If you've followed Garfield, you know that he's stirred the pot for two and a half decades. He has a cranky tone and his criticism often felt like grains of sand in your eye. Just when you think he'd let up, he'd blow more at you. Readers hurled their irritations back at him for years and his farewell post reflects this volatile relationship.

Yet he had his fans. Whether he pushed hard because it gave him a cheap thrill, or because ranting produced more site hits, or simply because he cared, Garfield was committed to cleaning house and there are plenty who loved him for it. I didn't always agree with him, but I admired his steadfast pursuit of better.

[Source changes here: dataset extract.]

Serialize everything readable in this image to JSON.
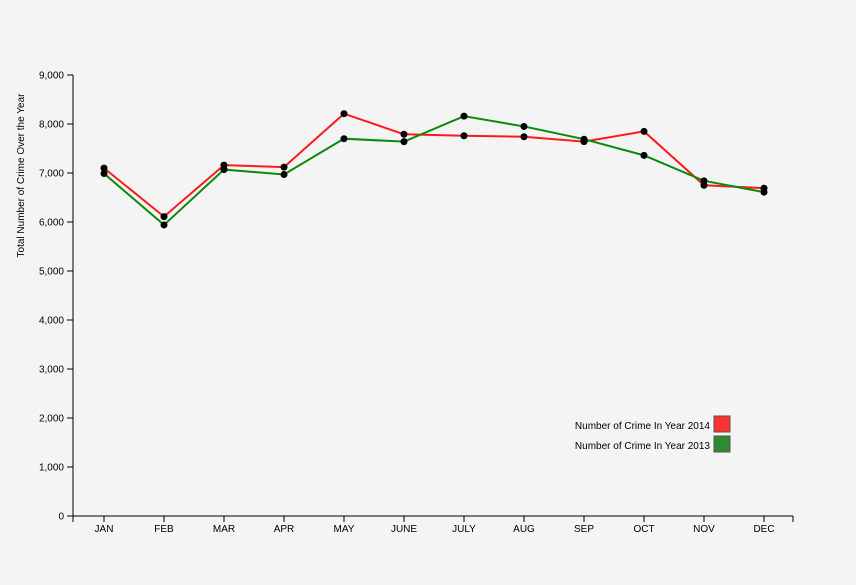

I believe advertisers can become good neighbors to the consumer next door. The prophetic work, however, can't be left to Bob Garfield and a few other nicer/nastier culture critics. It has to be done by all of us - the shelf-stockers and cart-fillers, the ad-making pied pipers and tune-entranced consumers, the bankers and parishioners. We're all in this business of discerning want and need and of serving our selves and others. There is room for satisfying both, yet the Great Commandments require enough from us that, if we all responded appropriately and constantly, we should see change.

Could the collective We reflect on our prophetic and lived-out response 25 years from now and be able to rewrite Garfield's frustration? I don't know, but we're still called to try.